Johannesburg - Throwing a racket in frustration on the court has almost become part of the stroke repertoire of many tenns players. But, whether intended or not, beware if the flying missile should strike an unsuspecting opponent.
And that is what happened in a bizare second-round match at the South African Open at Montecasino on Thursday when Sweden's Johan Brunstrom, who with Jean-Julien Rojer of the Netherlands Antilles was seeded second in the doubles, hurled his racket in apparent frustration after missing a volley on match point, with the wayward object striking Rohan Bopanna on the other side of the net to cause an instant swelling on the Indian player's arm.

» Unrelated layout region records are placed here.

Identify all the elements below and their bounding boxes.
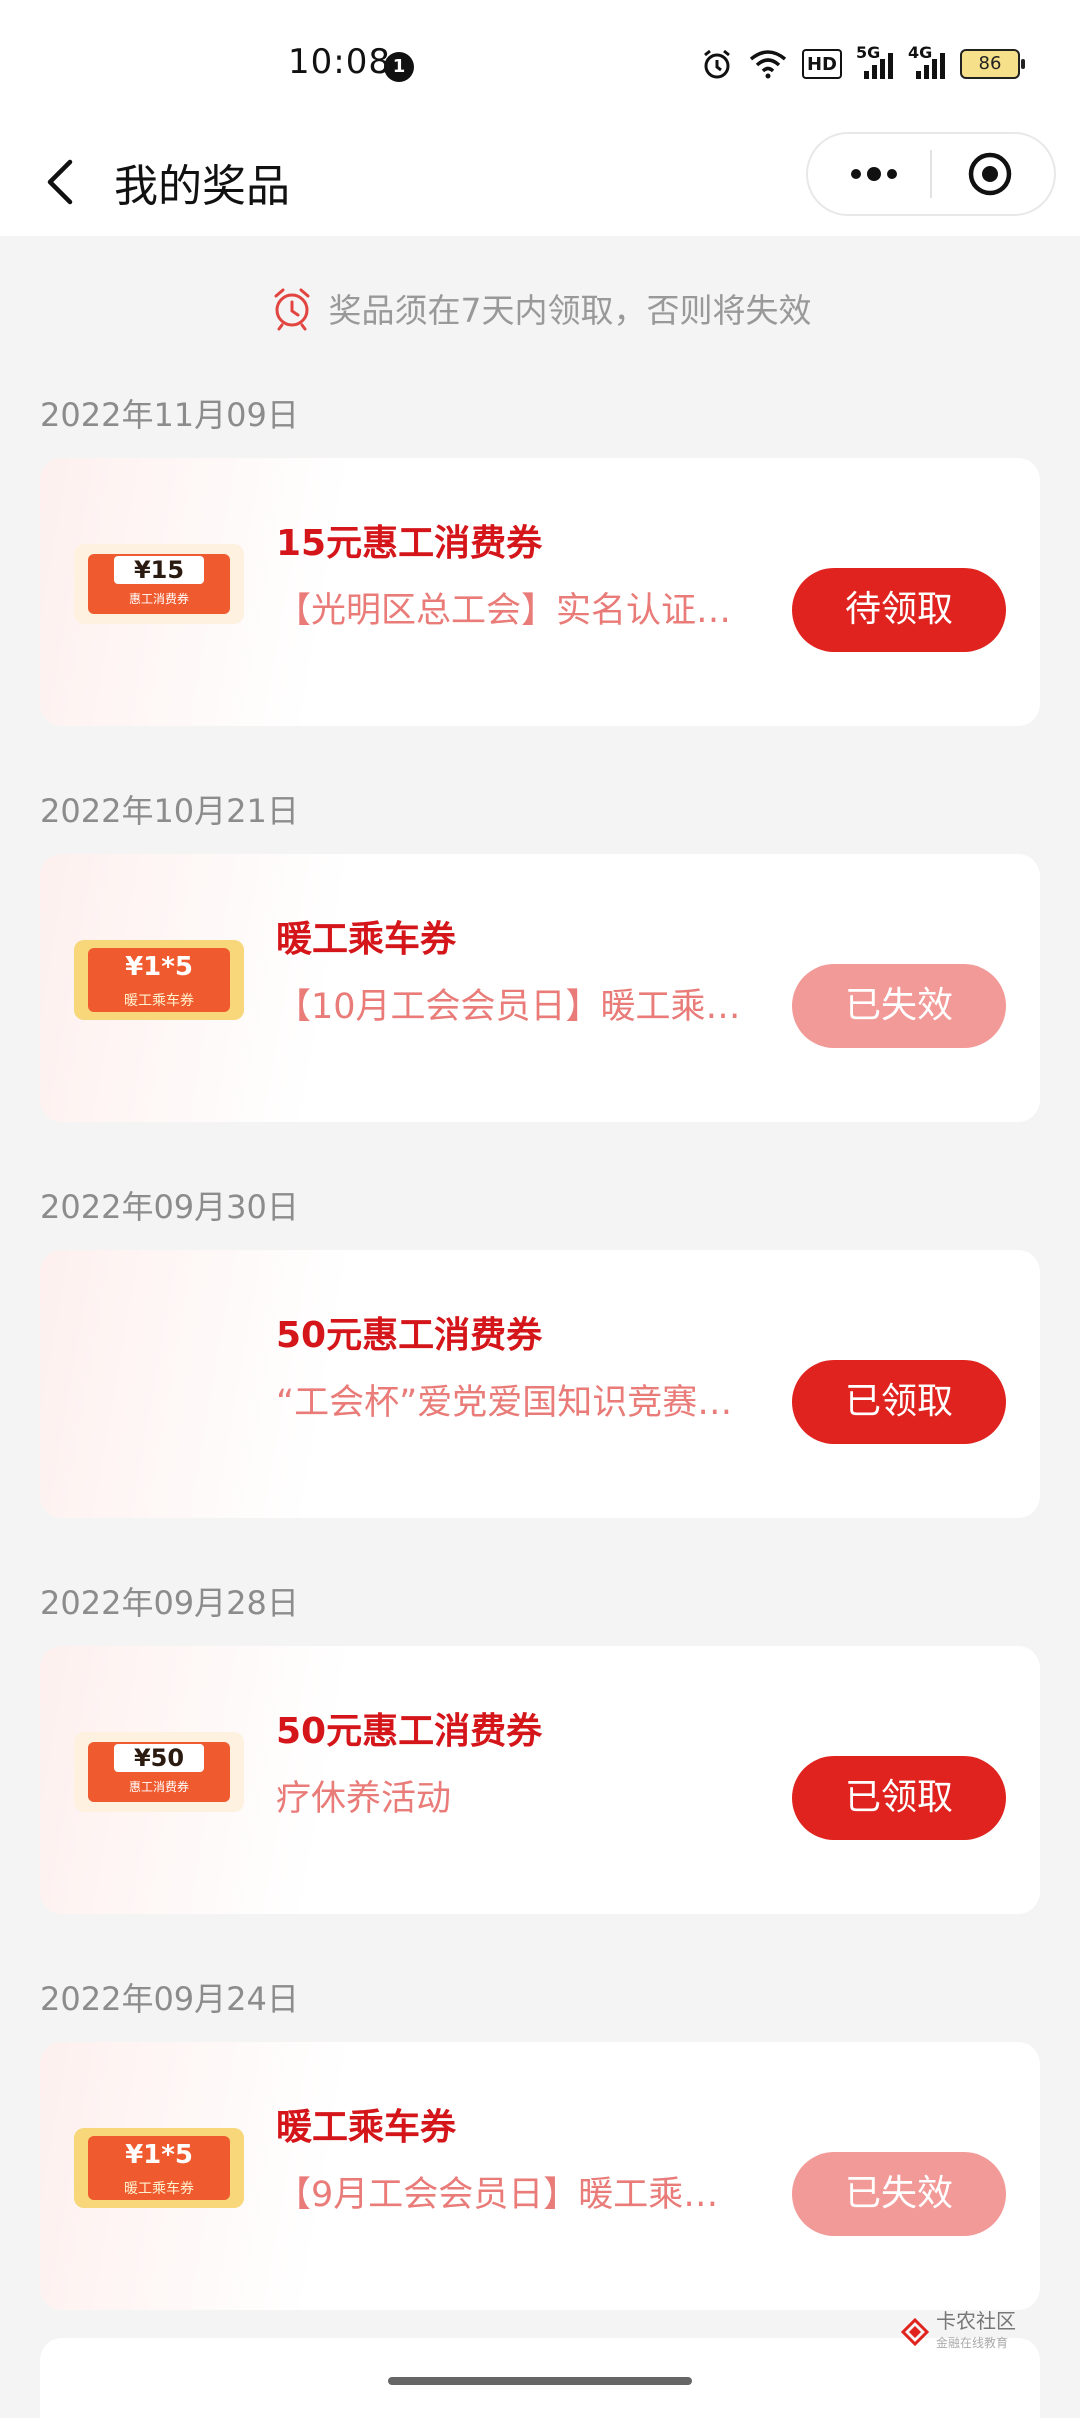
notice-text: 奖品须在7天内领取，否则将失效 <box>328 291 812 330</box>
prize-date: 2022年11月09日 <box>40 396 299 434</box>
signal-5g-label: 5G <box>856 43 881 62</box>
claim-button[interactable]: 待领取 <box>792 568 1006 652</box>
signal-4g-icon: 4G <box>908 43 946 81</box>
status-icons: HD 5G 4G 86 <box>700 43 1025 84</box>
coupon-thumbnail: ¥15 惠工消费券 <box>74 544 244 624</box>
capsule-divider <box>930 150 932 198</box>
prize-title: 暖工乘车券 <box>276 919 457 960</box>
page-title: 我的奖品 <box>114 161 290 212</box>
watermark-text: 卡农社区 金融在线教育 <box>936 2310 1016 2354</box>
alarm-icon <box>700 47 734 81</box>
prize-description: 【10月工会会员日】暖工乘… <box>276 987 741 1027</box>
coupon-subtitle: 惠工消费券 <box>128 592 189 606</box>
mini-program-capsule <box>806 132 1056 216</box>
prize-title: 50元惠工消费券 <box>276 1711 543 1752</box>
claimed-button[interactable]: 已领取 <box>792 1360 1006 1444</box>
status-bar: 10:08 1 HD 5G 4G 86 <box>0 0 1080 130</box>
alarm-clock-icon <box>274 288 309 331</box>
watermark: 卡农社区 金融在线教育 <box>900 2310 1016 2354</box>
prize-description: 【9月工会会员日】暖工乘… <box>276 2175 719 2215</box>
prize-card[interactable]: ¥1*5 暖工乘车券 暖工乘车券 【9月工会会员日】暖工乘… 已失效 <box>40 2042 1040 2310</box>
hd-icon: HD <box>801 49 842 79</box>
prize-date: 2022年09月24日 <box>40 1980 299 2018</box>
expired-button[interactable]: 已失效 <box>792 964 1006 1048</box>
more-dots-icon <box>851 167 897 181</box>
target-icon <box>968 152 1012 196</box>
prize-card[interactable]: ¥15 惠工消费券 15元惠工消费券 【光明区总工会】实名认证… 待领取 <box>40 458 1040 726</box>
coupon-amount: ¥50 <box>114 1744 204 1772</box>
prize-date: 2022年10月21日 <box>40 792 299 830</box>
prize-date: 2022年09月30日 <box>40 1188 299 1226</box>
expiry-notice: 奖品须在7天内领取，否则将失效 <box>0 284 1080 339</box>
watermark-name: 卡农社区 <box>936 2309 1016 2333</box>
prize-title: 暖工乘车券 <box>276 2107 457 2148</box>
nav-bar: 我的奖品 <box>0 130 1080 236</box>
prize-card[interactable]: 50元惠工消费券 “工会杯”爱党爱国知识竞赛… 已领取 <box>40 1250 1040 1518</box>
prize-title: 50元惠工消费券 <box>276 1315 543 1356</box>
home-indicator[interactable] <box>388 2377 692 2385</box>
watermark-tagline: 金融在线教育 <box>936 2336 1009 2350</box>
prize-card[interactable]: ¥50 惠工消费券 50元惠工消费券 疗休养活动 已领取 <box>40 1646 1040 1914</box>
notification-badge: 1 <box>384 52 414 82</box>
kanong-logo-icon <box>900 2317 930 2347</box>
coupon-subtitle: 暖工乘车券 <box>124 993 194 1009</box>
prize-description: 疗休养活动 <box>276 1779 452 1819</box>
coupon-subtitle: 惠工消费券 <box>128 1780 189 1794</box>
coupon-thumbnail: ¥1*5 暖工乘车券 <box>74 2128 244 2208</box>
coupon-thumbnail: ¥50 惠工消费券 <box>74 1732 244 1812</box>
coupon-amount: ¥1*5 <box>125 952 193 982</box>
prize-description: 【光明区总工会】实名认证… <box>276 591 732 631</box>
claimed-button[interactable]: 已领取 <box>792 1756 1006 1840</box>
coupon-thumbnail: ¥1*5 暖工乘车券 <box>74 940 244 1020</box>
expired-button[interactable]: 已失效 <box>792 2152 1006 2236</box>
coupon-amount: ¥15 <box>114 556 204 584</box>
coupon-subtitle: 暖工乘车券 <box>124 2181 194 2197</box>
more-button[interactable] <box>844 160 904 188</box>
prize-date: 2022年09月28日 <box>40 1584 299 1622</box>
battery-indicator: 86 <box>960 49 1025 79</box>
signal-5g-icon: 5G <box>856 43 894 81</box>
back-button[interactable] <box>36 152 96 212</box>
close-mini-program-button[interactable] <box>966 150 1014 198</box>
wifi-icon <box>748 47 788 81</box>
coupon-amount: ¥1*5 <box>125 2140 193 2170</box>
signal-4g-label: 4G <box>908 43 933 62</box>
prize-title: 15元惠工消费券 <box>276 523 543 564</box>
prize-card[interactable]: ¥1*5 暖工乘车券 暖工乘车券 【10月工会会员日】暖工乘… 已失效 <box>40 854 1040 1122</box>
chevron-left-icon <box>47 159 73 205</box>
status-time: 10:08 <box>288 42 391 82</box>
prize-description: “工会杯”爱党爱国知识竞赛… <box>276 1383 733 1423</box>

So, instead of progressing into the semi-finals as seemed imminent, Brunstrom and Rojer were disqualified against Bopana and Pakistani Aisam-Ul-Haq Qureshi with the score 6-3 3-6 9-9 in a game that had extended into a deciding 10-point tiebreaker.
"It was an unfortunate ending to the match," said tournament supervisor Gerry Armstrong afterwards, "because it did not seem there was any intent on the part of Brunstrom to strike Bopanna when he threw his racket. The racket richocheted off the net and then struck the unsupecting Bopanna.
"But the ATP rules are quite clear on the matter," added Armstrong, "and whether intentional or not, a player who throws his racket and it then strikes an opponent is automatically disqualified."
The tournament supervisor said it was uncertain whether Bopanna would be fit to play in the semi-finals - "but at this stage it does not appear that serious," added Armstrong.
As for Brunstrom, when the media sought to interview "The Flying Swede" for his version of the unfortunate episode, ATP manager for marketing and media Stephen Duckitt said he was "not available," because the request was made too late after the match had been completed.
But someone then suggested it might have been due to the fear that words and not rackets might have been thrown around dangerously.
As for the moral of the story, Brunstrom and others might in future think twice about throwing a racket on the court - especially when it can cost an ATP title, the possibility of acquiring R180 000 in prize money and 250 ranking points.